Dans Das Kapital (Le Capital), Marx a proposé une interprétation économiquement déterministe de l’histoire humaine, affirmant que la société évoluerait naturellement – de la monarchie et de l’aristocratie, au capitalisme, puis au communisme, un système dans lequel tous les biens seraient détenus en commun. La dignité des travailleurs pauvres opprimés par le capitalisme serait restaurée, et tous les gens vivraient sur un pied d’égalité.Marx a fait suivre cet ouvrage sobre et érudit du Manifeste communiste, un appel passionné à l’action qui exhortait : « Travailleurs du monde, unissez-vous ! »
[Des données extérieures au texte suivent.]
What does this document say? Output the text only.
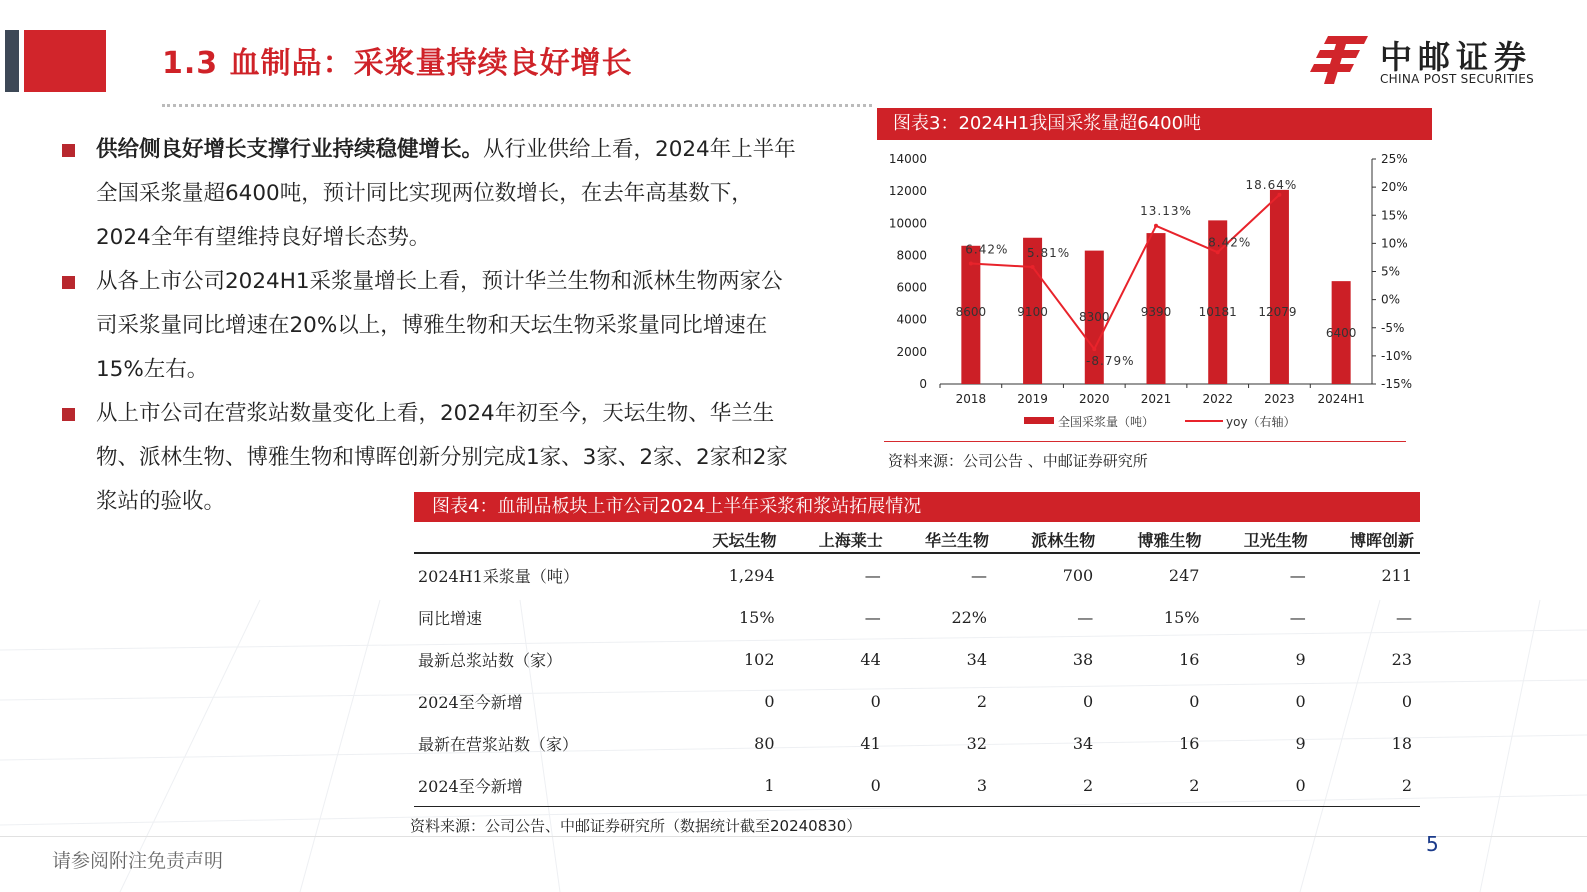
1.3 血制品：采浆量持续良好增长	中邮证券
CHINA POST SECURITIES
供给侧良好增长支撑行业持续稳健增长。从行业供给上看，2024年上半年全国采浆量超6400吨，预计同比实现两位数增长，在去年高基数下，2024全年有望维持良好增长态势。
从各上市公司2024H1采浆量增长上看，预计华兰生物和派林生物两家公司采浆量同比增速在20%以上，博雅生物和天坛生物采浆量同比增速在15%左右。
从上市公司在营浆站数量变化上看，2024年初至今，天坛生物、华兰生物、派林生物、博雅生物和博晖创新分别完成1家、3家、2家、2家和2家浆站的验收。
图表3：2024H1我国采浆量超6400吨
0
2000
4000
6000
8000
10000
12000
14000
-15%
-10%
-5%
0%
5%
10%
15%
20%
25%
2018	2019	2020	2021	2022	2023 2024H1
8600	9100	8300	9390 10181 12079
6400
6.42% 5.81%
-8.79%
13.13%
8.42%
18.64%
全国采浆量（吨）	yoy（右轴）
资料来源：公司公告 、中邮证券研究所
图表4：血制品板块上市公司2024上半年采浆和浆站拓展情况
	天坛生物	上海莱士	华兰生物	派林生物	博雅生物	卫光生物	博晖创新
2024H1采浆量（吨）	1,294	—	—	700	247	—	211
同比增速	15%	—	22%	—	15%	—	—
最新总浆站数（家）	102	44	34	38	16	9	23
2024至今新增	0	0	2	0	0	0	0
最新在营浆站数（家）	80	41	32	34	16	9	18
2024至今新增	1	0	3	2	2	0	2
资料来源：公司公告、中邮证券研究所（数据统计截至20240830）
请参阅附注免责声明
5
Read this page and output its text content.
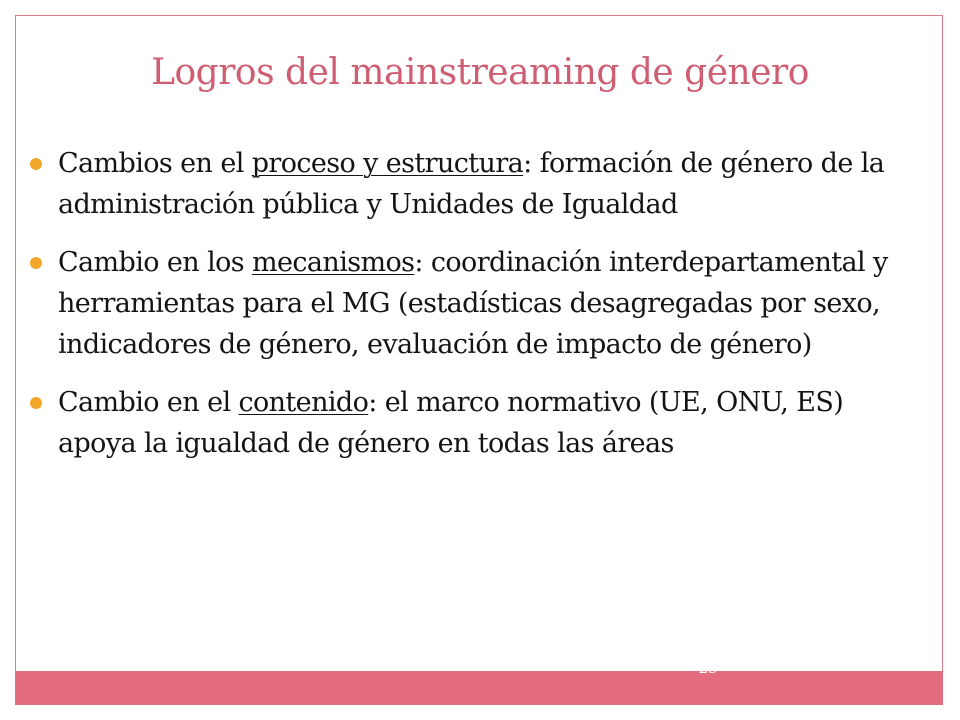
23
Logros del mainstreaming de género
Cambios en el proceso y estructura: formación de género de la administración pública y Unidades de Igualdad
Cambio en los mecanismos: coordinación interdepartamental y herramientas para el MG (estadísticas desagregadas por sexo, indicadores de género, evaluación de impacto de género)
Cambio en el contenido: el marco normativo (UE, ONU, ES) apoya la igualdad de género en todas las áreas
Dans la Russie de 1917, il semblait que les rêves de Marx allaient devenir réalité. Après une guerre civile politiquement compliquée, le tsar Nicolas II, le monarque de Russie, a été contraint d’abdiquer le trône que sa famille détenait depuis trois siècles.Vladimir Ilych Lénine, un intellectuel russe révolutionnaire, a pris le pouvoir au nom du Parti communiste. Le nouveau régime retire la terre et l’industrie du contrôle privé et les place sous la supervision du gouvernement. Cette centralisation des systèmes économiques a constitué les premières étapes du retour de la Russie à la prospérité qu’elle avait connue avant la Première Guerre mondiale et de la modernisation de l’infrastructure primitive du pays, y compris l’électrification des campagnes. Après la mort de Lénine en 1924, Joseph Staline et Léon Trotsky se disputent le contrôle de la nouvelle Union soviétique. Staline, un politicien rusé et manipulateur, a rapidement banni Trotsky, un partisan idéaliste du communisme international. Staline a ensuite commencé à consolider son pouvoir avec une intensité brutale, tuant ou emprisonnant ses ennemis politiques perçus et supervisant la purge d’environ vingt millions de citoyens soviétiques.